I pescaresi D’Anolfi e Parenti in gara a Venezia con Spira mirabilis

Sei minuti di applausi per il documentario della coppia di registi sull’immortalità «Il nostro film è un inno alla rinascita e alla ricerca del meglio di se stessi»

VENEZIA. Non si può dire che Alberto Barbera non abbia avuto coraggio a mettere in concorso al Festival di Venezia “Spira mirabilis”, l'urticante, ma poetico documentario sull'immortalità di Massimo D'Anolfi, 42 anni pescarese, e Martina Parenti, 42 anni milanese con radici a Pescara. Marito e moglie, D’Anolfi e Parenti, nel loro film, non fanno concessioni al pubblico, ma propongono solo immagini e tanto rumore di sottofondo, il fascino dei lavori manuali, nessuna voce fuori campo alla Terrence Malick, e, infine, l'ambizioso fil rouge del sogno umano di vivere per sempre. Punto di partenza: la Turritopsis, minuscola medusa immortale. Da qui un viaggio per questo film che uscirà il 22 settembre con I Wonder, tra i cinque elementi (terra, acqua, fuoco, aria e etere) a cui si aggiungono le meravigliose parole di Borges, lette da Marina Vlady tratte dal suo “L'immortale”. Il film è stato accolto da 6 minuti di applausi al termine della proiezione.

«Il pubblico», dicono i due registi, « non è un monolite ma sono persone, siamo noi tutti.
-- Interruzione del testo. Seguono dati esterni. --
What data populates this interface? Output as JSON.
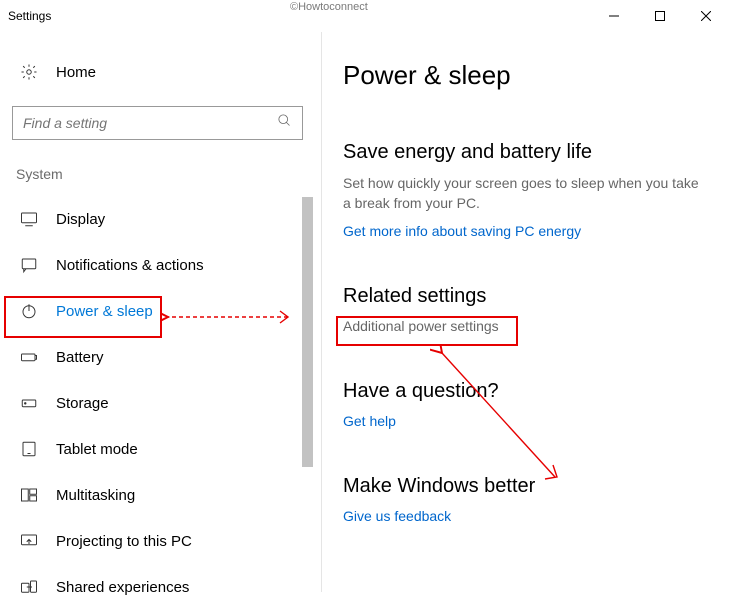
{
  "window": {
    "title": "Settings",
    "watermark": "©Howtoconnect"
  },
  "sidebar": {
    "home_label": "Home",
    "search_placeholder": "Find a setting",
    "section_label": "System",
    "items": [
      {
        "icon": "display-icon",
        "label": "Display"
      },
      {
        "icon": "notifications-icon",
        "label": "Notifications & actions"
      },
      {
        "icon": "power-icon",
        "label": "Power & sleep",
        "selected": true
      },
      {
        "icon": "battery-icon",
        "label": "Battery"
      },
      {
        "icon": "storage-icon",
        "label": "Storage"
      },
      {
        "icon": "tablet-icon",
        "label": "Tablet mode"
      },
      {
        "icon": "multitask-icon",
        "label": "Multitasking"
      },
      {
        "icon": "project-icon",
        "label": "Projecting to this PC"
      },
      {
        "icon": "shared-icon",
        "label": "Shared experiences"
      }
    ]
  },
  "content": {
    "title": "Power & sleep",
    "section1": {
      "heading": "Save energy and battery life",
      "body": "Set how quickly your screen goes to sleep when you take a break from your PC.",
      "link": "Get more info about saving PC energy"
    },
    "section2": {
      "heading": "Related settings",
      "link": "Additional power settings"
    },
    "section3": {
      "heading": "Have a question?",
      "link": "Get help"
    },
    "section4": {
      "heading": "Make Windows better",
      "link": "Give us feedback"
    }
  },
  "annotations": {
    "highlight_color": "#e60000"
  }
}
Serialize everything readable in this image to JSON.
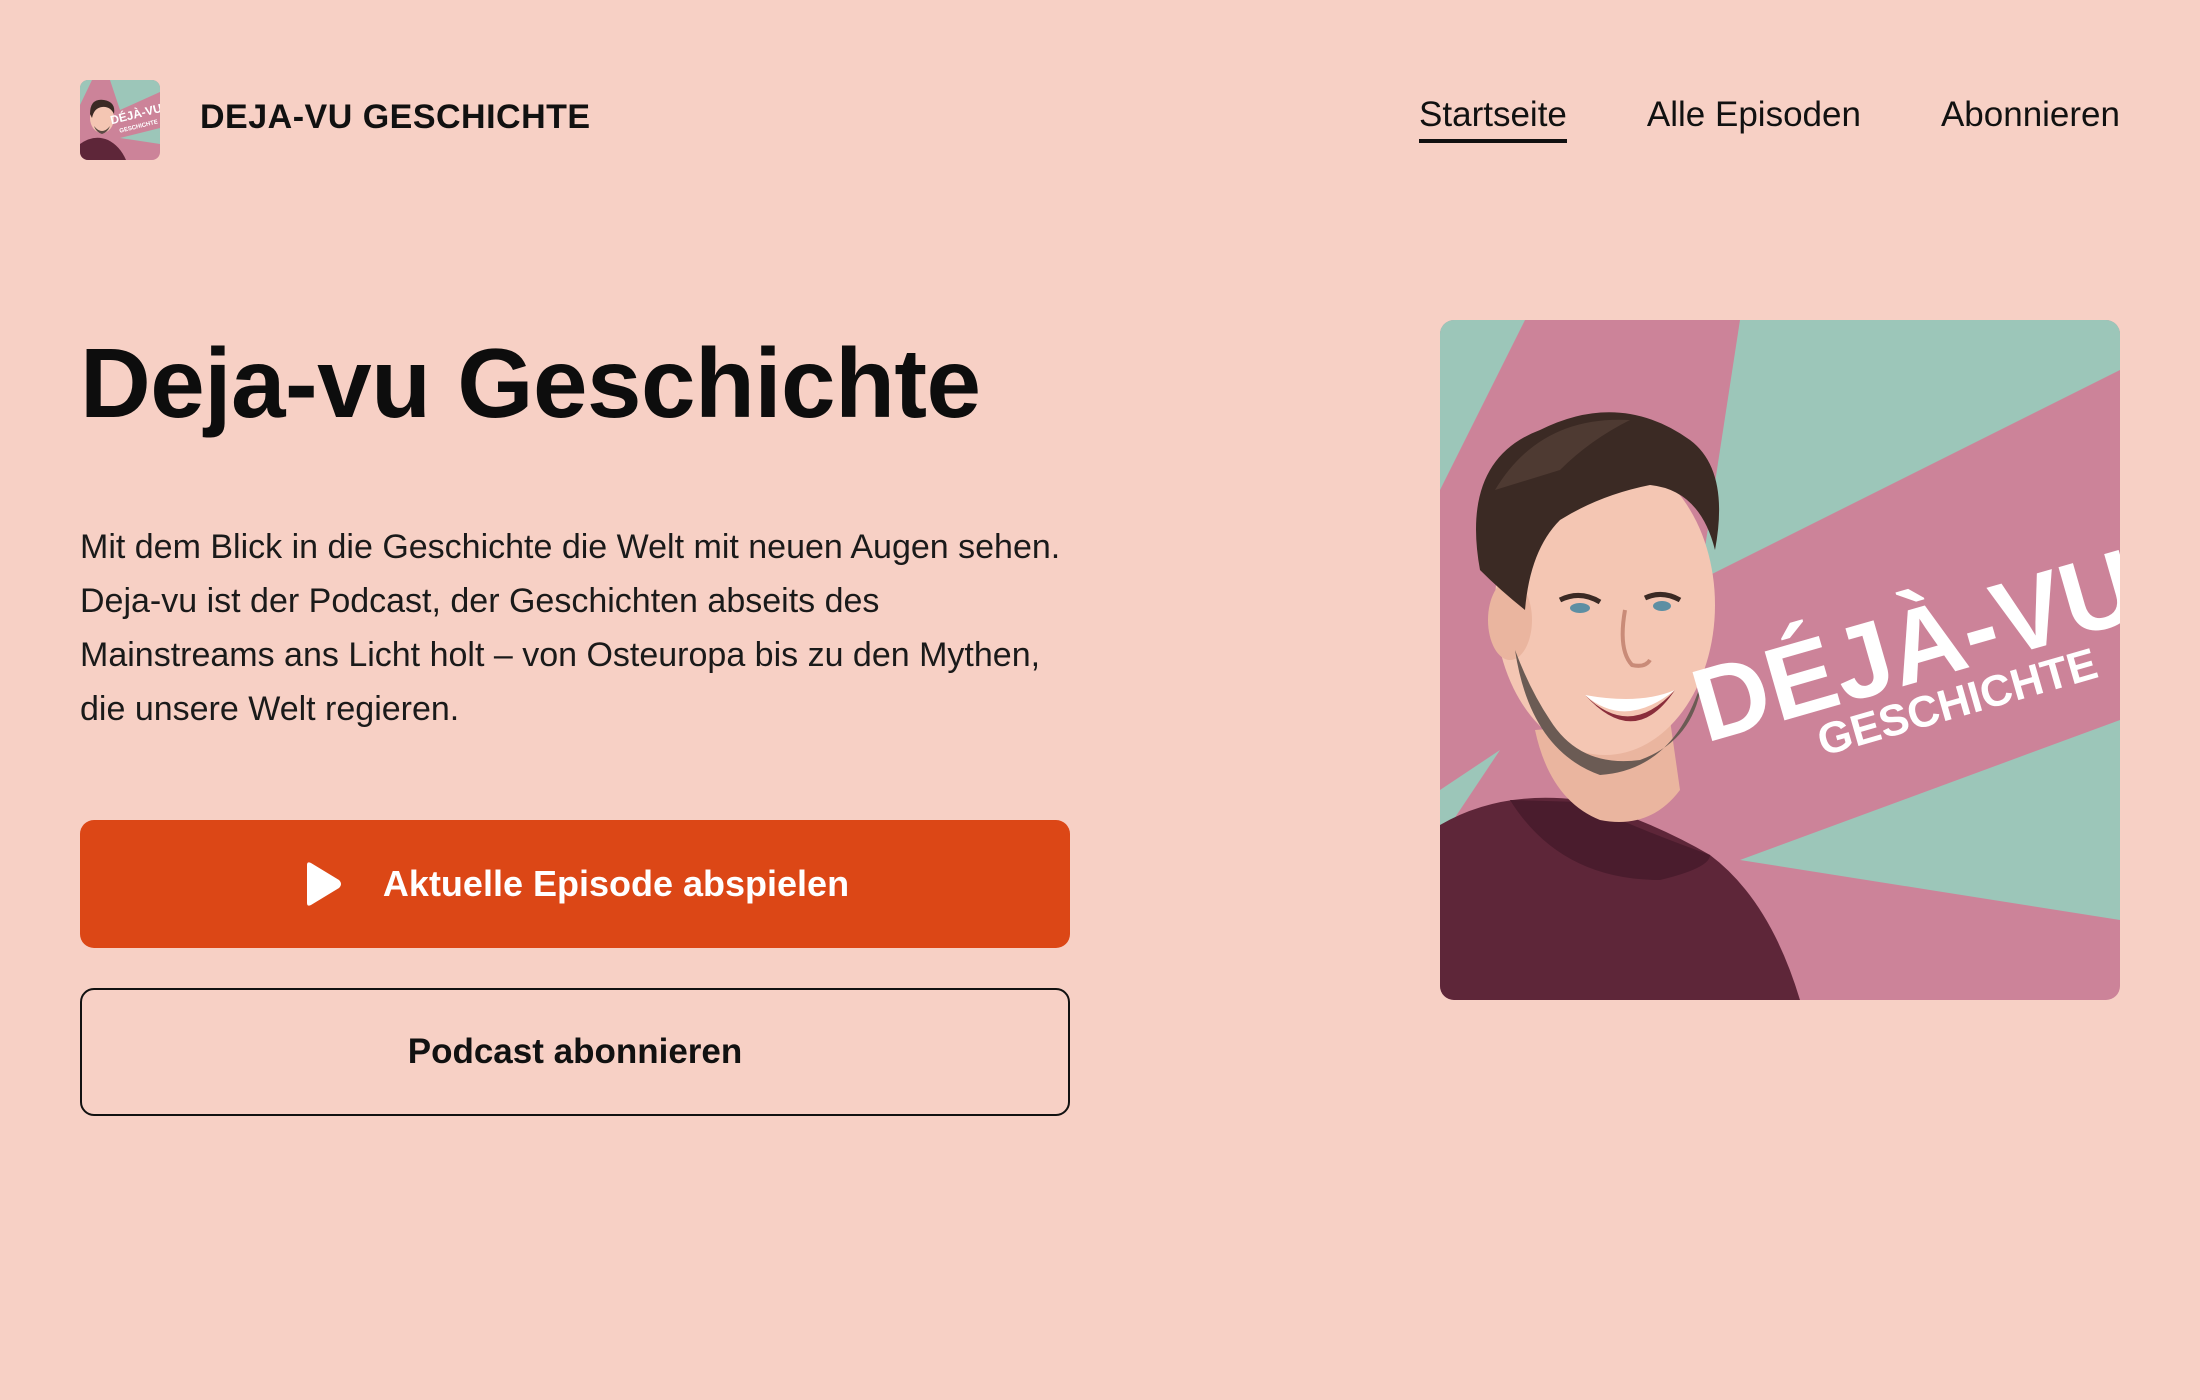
{
  "header": {
    "site_title": "DEJA-VU GESCHICHTE",
    "logo_icon": "podcast-cover-thumbnail-icon"
  },
  "nav": {
    "items": [
      {
        "label": "Startseite",
        "active": true
      },
      {
        "label": "Alle Episoden",
        "active": false
      },
      {
        "label": "Abonnieren",
        "active": false
      }
    ]
  },
  "hero": {
    "title": "Deja-vu Geschichte",
    "description": "Mit dem Blick in die Geschichte die Welt mit neuen Augen sehen. Deja-vu ist der Podcast, der Geschichten abseits des Mainstreams ans Licht holt – von Osteuropa bis zu den Mythen, die unsere Welt regieren.",
    "play_button_label": "Aktuelle Episode abspielen",
    "play_icon": "play-icon",
    "subscribe_button_label": "Podcast abonnieren"
  },
  "cover": {
    "title_big": "DÉJÀ-VU",
    "title_small": "GESCHICHTE",
    "thumb_big": "DÉJÀ-VU",
    "thumb_small": "GESCHICHTE"
  },
  "colors": {
    "background": "#f7d0c5",
    "accent": "#dc4716",
    "cover_mint": "#9cc6b9",
    "cover_pink": "#cc8399",
    "shirt": "#5e2639"
  }
}
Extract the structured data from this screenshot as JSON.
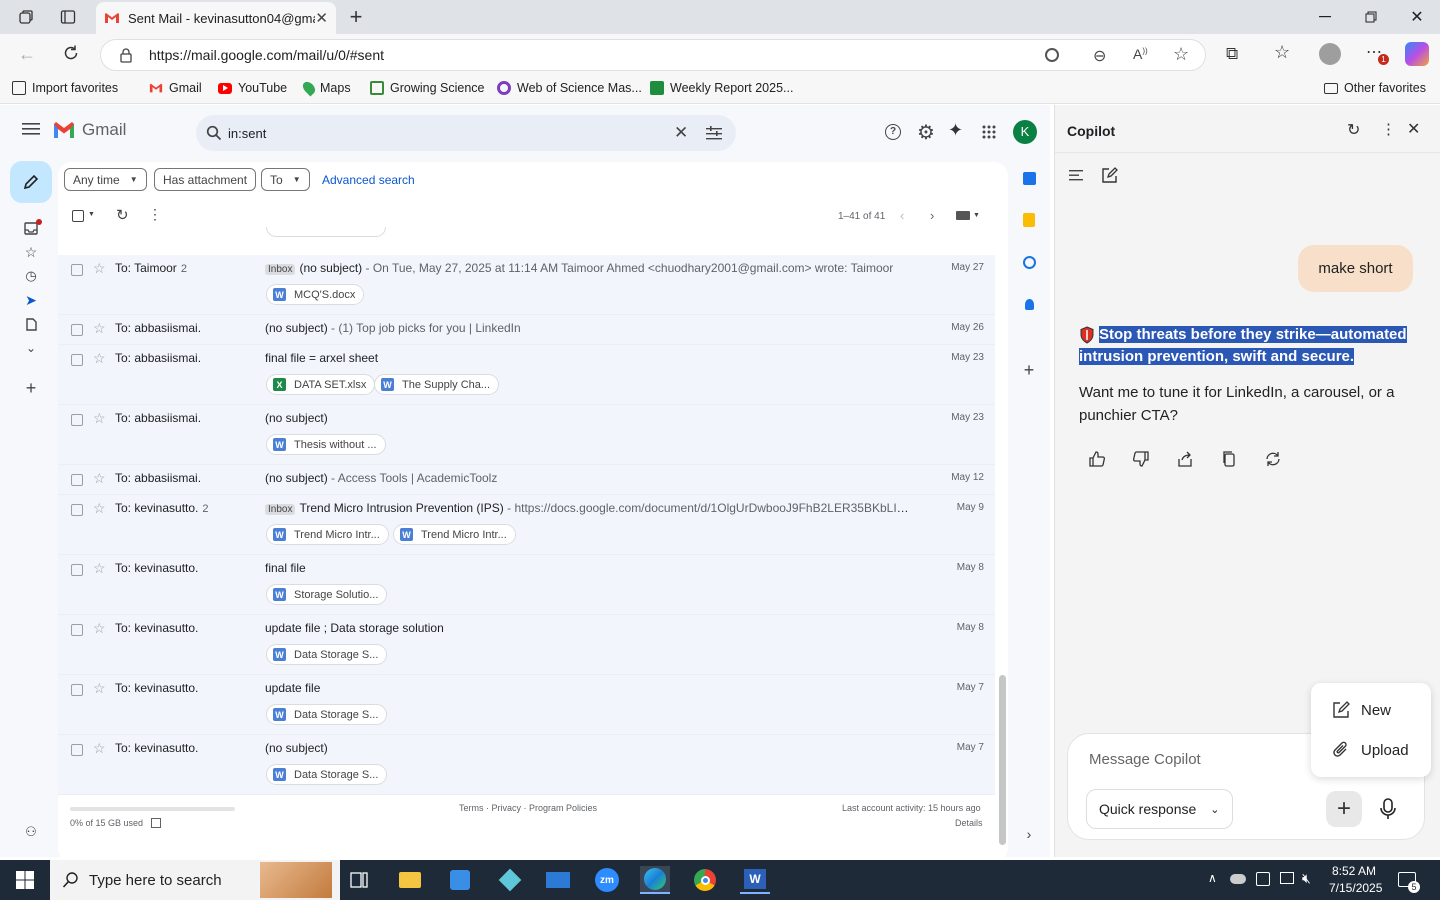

Il cinema è vario, il cinema sono i film, che belli o brutti, sono lo specchio di quello che vogliamo guardare e cercare». Con Herzog, Tarkowski tra le fonti di ispirazioni, il film di D'Anolfi e Parenti «è un'esperienza emotiva» con al centro un tema fondamentale «l'immortalità», per raccontare la quale sono andati a pescare ai quattro angoli del mondo storie sconosciute originali, bislacche, simboliche ma verissime. «Volevamo cercare la parte migliore degli uomini proprio in un tempo come questo in cui sembriamo averla smarrita. Viviamo un momento in cui non c'è da essere ottimisti ma c'è una minoranza resistente e anche ciascuno di noi può esserlo se si guarda dentro e non la soffoca. Resistenza, rinascita, rigenerazione sono gli ambiti di questo film che non racconta eroi ma persone, comunità, che nella quotidianità tenacemente aspirano a lasciare se stessi nel tempo e qualcosa di migliore». La scintilla è stata la medusetta immortale - che lo scienziato giapponese oggi in un'ampolla ha portato a Venezia - oggetto di un articolo del New York Times, poi è arrivata la storia dello strumento magico oggetto di culto che i due musicisti/alchimisti realizzano a mano, pezzi unici con un suono ancestrale e poi le altre, come il cimitero delle statue del Duomo di Milano («Un piccolo purgatorio, o si restaurano o diventano calco per copie»).

Tutto insieme è un affresco, «un inno alla ricerca del meglio di se stessi», dicono D'Anolfi e Parenti e anche «all'etica del lavoro, quotidiano, appassionato, artigianale, fuori da logiche industriali, da standardizzazione». Un po’ come il loro cinema indipendente. «Il cinema come “prodotto” non ci interessa, non vogliamo compiacere lo spettatore, crediamo ad un pubblico spesso migliore di quello che si vuole far credere e l'indubbio appiattimento culturale che viviamo è dovuto anche a questo, per noi contano le persone». Essere in concorso con un film così? «È un segno di apertura e ne siamo felici».